- Abbreviation: LSAP POSL
- President: Georges Engel & Maxime Miltgen
- General Secretary: Sacha Pulli
- Founded: 1902
- Headquarters: 68, rue de Gasperich Luxembourg City
- Youth wing: Luxembourg Socialist Youths
- Women's wing: Luxembourg Socialist Women
- Ideology: Social democracy
- Political position: Centre-left
- Regional affiliation: SGD/SVD
- European affiliation: Party of European Socialists
- European Parliament group: Progressive Alliance of Socialists and Democrats
- International affiliation: Progressive Alliance
- Colours: Red
- Chamber of Deputies: 12 / 60
- European Parliament: 1 / 6
- Local councils: 154 / 722
- Benelux Parliament: 2 / 7

Website
- lsap.lu

= Luxembourg Socialist Workers' Party =

The Luxembourg Socialist Workers' Party (Lëtzebuerger Sozialistesch Aarbechterpartei, Parti ouvrier socialiste luxembourgeois, Luxemburger Sozialistische Arbeiterpartei), abbreviated to LSAP or POSL, is a social democratic, pro-European political party in Luxembourg. The LSAP sits on the centre-left of the political spectrum.

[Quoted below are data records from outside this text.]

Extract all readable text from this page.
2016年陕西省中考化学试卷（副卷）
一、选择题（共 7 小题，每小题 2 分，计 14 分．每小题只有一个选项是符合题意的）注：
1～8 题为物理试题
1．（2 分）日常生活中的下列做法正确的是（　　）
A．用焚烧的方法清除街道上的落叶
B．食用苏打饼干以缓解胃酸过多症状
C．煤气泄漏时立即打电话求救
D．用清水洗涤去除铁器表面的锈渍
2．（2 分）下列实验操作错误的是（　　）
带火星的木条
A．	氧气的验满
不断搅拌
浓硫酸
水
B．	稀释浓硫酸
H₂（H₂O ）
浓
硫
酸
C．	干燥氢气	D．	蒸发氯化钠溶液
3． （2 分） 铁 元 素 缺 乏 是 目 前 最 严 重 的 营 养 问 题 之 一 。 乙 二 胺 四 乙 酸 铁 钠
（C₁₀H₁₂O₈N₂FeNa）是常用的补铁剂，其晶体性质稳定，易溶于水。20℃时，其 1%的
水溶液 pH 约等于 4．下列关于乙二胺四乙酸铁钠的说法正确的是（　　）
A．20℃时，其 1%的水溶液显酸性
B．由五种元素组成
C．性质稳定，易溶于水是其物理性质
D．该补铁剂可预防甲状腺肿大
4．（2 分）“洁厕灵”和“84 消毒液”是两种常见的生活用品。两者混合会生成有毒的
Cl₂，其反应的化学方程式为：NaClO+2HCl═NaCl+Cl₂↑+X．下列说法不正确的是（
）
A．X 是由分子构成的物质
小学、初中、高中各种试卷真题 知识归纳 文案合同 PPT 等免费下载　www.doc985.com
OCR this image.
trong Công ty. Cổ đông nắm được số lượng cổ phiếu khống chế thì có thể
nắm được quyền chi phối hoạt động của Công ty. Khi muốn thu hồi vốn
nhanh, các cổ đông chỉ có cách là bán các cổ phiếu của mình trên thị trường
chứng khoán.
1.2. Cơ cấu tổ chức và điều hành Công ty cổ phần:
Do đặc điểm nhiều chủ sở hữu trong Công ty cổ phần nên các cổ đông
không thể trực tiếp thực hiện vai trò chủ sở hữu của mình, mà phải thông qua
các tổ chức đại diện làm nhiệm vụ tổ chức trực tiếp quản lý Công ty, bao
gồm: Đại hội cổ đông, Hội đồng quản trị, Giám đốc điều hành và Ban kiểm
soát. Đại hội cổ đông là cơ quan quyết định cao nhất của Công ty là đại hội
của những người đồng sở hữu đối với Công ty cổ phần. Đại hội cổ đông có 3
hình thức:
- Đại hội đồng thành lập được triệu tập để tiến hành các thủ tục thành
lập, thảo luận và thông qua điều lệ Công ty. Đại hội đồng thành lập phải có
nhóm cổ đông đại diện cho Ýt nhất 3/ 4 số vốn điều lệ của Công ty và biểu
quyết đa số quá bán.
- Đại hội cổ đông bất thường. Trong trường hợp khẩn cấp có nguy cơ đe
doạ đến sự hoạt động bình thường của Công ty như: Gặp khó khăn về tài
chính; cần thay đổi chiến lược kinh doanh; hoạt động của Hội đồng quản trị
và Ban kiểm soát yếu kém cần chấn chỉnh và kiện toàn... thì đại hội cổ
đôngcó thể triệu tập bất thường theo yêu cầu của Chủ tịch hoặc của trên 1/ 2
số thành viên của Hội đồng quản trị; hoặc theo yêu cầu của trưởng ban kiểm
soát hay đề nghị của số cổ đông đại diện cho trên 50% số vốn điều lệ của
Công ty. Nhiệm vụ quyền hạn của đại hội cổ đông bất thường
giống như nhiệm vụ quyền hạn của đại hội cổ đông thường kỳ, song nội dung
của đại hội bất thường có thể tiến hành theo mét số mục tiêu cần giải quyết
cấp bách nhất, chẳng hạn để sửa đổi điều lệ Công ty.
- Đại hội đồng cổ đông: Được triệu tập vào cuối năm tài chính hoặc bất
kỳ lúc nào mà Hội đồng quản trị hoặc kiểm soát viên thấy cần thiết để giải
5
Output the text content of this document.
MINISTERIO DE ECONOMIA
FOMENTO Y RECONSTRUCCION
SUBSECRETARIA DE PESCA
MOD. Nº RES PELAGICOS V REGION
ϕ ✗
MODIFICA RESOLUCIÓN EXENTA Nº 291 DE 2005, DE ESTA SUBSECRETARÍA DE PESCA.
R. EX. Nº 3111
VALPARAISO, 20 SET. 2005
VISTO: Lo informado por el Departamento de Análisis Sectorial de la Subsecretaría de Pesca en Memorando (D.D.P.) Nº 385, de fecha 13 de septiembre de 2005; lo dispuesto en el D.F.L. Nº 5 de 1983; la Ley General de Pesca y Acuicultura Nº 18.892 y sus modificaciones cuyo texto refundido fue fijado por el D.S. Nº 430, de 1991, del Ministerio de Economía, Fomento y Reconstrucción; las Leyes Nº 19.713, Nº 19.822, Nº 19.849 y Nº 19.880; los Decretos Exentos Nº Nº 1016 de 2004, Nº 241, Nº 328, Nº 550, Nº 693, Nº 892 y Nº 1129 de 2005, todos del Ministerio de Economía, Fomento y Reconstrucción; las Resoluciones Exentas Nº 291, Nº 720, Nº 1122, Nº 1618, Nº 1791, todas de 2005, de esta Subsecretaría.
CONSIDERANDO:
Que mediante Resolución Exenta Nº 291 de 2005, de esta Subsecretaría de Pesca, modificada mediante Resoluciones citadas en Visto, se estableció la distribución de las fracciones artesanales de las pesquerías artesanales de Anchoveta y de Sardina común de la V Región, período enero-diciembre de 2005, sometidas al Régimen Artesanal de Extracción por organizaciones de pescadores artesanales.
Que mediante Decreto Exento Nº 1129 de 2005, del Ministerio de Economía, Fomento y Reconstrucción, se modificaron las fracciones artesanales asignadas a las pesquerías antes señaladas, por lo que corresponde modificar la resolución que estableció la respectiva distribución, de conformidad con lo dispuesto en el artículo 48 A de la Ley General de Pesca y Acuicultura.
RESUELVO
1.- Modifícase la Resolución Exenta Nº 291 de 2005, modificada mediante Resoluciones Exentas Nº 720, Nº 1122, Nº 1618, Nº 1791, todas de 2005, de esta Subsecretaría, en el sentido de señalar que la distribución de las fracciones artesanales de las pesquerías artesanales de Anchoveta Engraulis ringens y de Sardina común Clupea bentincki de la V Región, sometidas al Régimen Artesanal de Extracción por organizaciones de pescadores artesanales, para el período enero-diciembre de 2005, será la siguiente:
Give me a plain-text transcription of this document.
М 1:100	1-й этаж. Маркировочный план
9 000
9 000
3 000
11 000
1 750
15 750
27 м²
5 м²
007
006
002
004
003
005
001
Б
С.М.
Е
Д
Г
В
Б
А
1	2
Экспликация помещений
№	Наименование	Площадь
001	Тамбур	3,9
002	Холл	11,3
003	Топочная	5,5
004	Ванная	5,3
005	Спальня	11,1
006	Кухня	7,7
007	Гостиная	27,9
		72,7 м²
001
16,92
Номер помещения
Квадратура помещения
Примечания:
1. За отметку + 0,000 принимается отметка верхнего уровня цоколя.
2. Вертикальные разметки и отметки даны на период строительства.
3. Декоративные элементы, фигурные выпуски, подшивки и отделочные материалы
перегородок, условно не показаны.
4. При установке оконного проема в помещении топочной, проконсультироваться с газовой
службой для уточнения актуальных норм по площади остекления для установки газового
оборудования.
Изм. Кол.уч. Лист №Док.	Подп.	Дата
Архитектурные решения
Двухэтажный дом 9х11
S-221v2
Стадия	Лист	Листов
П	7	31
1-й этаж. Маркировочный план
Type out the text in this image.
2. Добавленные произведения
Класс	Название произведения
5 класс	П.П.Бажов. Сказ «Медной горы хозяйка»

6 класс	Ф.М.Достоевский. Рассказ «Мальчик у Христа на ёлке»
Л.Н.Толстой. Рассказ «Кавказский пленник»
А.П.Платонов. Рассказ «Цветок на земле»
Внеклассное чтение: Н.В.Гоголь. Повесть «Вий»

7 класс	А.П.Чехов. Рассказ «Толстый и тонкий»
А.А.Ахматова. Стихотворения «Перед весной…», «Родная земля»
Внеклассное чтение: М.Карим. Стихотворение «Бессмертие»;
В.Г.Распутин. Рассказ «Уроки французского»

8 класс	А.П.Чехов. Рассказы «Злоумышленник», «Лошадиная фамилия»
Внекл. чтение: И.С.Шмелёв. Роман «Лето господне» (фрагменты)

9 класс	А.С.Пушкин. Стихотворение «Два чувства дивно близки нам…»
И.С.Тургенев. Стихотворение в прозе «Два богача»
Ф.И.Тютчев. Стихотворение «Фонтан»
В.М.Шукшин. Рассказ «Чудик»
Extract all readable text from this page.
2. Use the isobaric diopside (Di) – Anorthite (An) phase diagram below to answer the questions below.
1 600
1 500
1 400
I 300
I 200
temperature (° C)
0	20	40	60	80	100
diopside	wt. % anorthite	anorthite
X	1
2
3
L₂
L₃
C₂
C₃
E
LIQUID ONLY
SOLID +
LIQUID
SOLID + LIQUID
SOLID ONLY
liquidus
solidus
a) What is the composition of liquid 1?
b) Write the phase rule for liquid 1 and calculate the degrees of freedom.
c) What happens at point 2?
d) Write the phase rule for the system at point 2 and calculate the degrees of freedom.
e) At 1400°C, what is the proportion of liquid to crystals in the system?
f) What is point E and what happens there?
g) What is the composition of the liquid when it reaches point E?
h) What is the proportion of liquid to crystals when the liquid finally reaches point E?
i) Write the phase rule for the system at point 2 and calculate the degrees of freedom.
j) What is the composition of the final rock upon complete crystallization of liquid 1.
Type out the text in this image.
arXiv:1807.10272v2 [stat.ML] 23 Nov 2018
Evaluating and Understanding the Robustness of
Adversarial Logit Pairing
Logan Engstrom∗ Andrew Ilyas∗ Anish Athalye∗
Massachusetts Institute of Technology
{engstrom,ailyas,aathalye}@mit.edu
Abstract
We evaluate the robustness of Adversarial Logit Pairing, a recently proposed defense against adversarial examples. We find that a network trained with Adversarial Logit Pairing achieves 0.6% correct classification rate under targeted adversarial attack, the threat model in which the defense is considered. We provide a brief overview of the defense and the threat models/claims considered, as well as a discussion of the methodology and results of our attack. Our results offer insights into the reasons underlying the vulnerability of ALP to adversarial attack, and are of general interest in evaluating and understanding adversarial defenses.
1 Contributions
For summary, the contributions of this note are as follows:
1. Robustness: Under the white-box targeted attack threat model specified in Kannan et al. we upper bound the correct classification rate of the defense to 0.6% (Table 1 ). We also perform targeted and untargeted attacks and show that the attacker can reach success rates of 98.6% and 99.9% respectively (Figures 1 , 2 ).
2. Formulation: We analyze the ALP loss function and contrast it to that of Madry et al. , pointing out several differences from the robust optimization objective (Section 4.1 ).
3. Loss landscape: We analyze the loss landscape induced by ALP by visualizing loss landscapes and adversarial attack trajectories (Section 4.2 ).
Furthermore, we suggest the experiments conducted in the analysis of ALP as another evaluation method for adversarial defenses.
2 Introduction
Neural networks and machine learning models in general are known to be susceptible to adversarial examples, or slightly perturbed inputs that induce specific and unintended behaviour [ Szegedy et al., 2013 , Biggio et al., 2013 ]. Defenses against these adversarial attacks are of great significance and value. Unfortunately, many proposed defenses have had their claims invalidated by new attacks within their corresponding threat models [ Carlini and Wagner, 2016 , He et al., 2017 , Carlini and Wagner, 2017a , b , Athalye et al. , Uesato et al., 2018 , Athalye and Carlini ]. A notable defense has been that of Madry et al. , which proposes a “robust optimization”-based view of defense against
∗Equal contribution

The LSAP is the third-largest party in the Chamber of Deputies, having won 11 of 60 seats at the 2023 general election, and has one seat in the European Parliament. Since March 2022, the party's President have been Francine Closener and Dan Biancalana.

The party is close to the Confederation of Independent Trade Unions, the country's largest trade union centre, but they have no formal links. The LSAP is particularly strong in the south of the country, controlling most of the mayoralties in the large towns of the Red Lands. It was a member of the Socialist International, and is currently a member of the Progressive Alliance and the Party of European Socialists.

==History==
The party was formed on 5 July 1902 as the Social Democratic Party. Left-wing elements split in 1905 to create the Social Democratic Workers' Party. These were both re-united in 1912. In 1916, the party was renamed to Socialist Party, part of the Second International.

On 2 January 1921, communist elements split to create the Communist Party of Luxembourg. The Socialist Party was renamed the Luxembourg Workers' Party in 1924, and was a member of the Labour and Socialist International between 1923 and 1940. On 5 November 1937, the Party joined the government for the first time, in a coalition under Prime Minister Pierre Dupong.

===Post-war===
The party was reformed after the Second World War as the 'Luxembourg Socialist Workers' Party', in the mould of the Labour Party in the United Kingdom, where the government had been exiled. In the first election after the war, in 1945, the LSAP was the big loser, falling to 26% of the vote, but remained in the National Union Government, along with all other parties. In 1947, the party started its process of re-building itself, and it managed to join a coalition government (1951–1959 in the Dupong-Bodson and Bech Bodson governments, and 1964–1968 in the Werner-Cravatte government). The discussions over the party's direction split the LSAP again. On 2 May 1970, Henry Cravatte was ejected as president by a trades union-led coup. In March 1971, centrist elements, led by Cravatte, split to create the Social Democratic Party. Those who left included 6 Deputies and most of the party leadership.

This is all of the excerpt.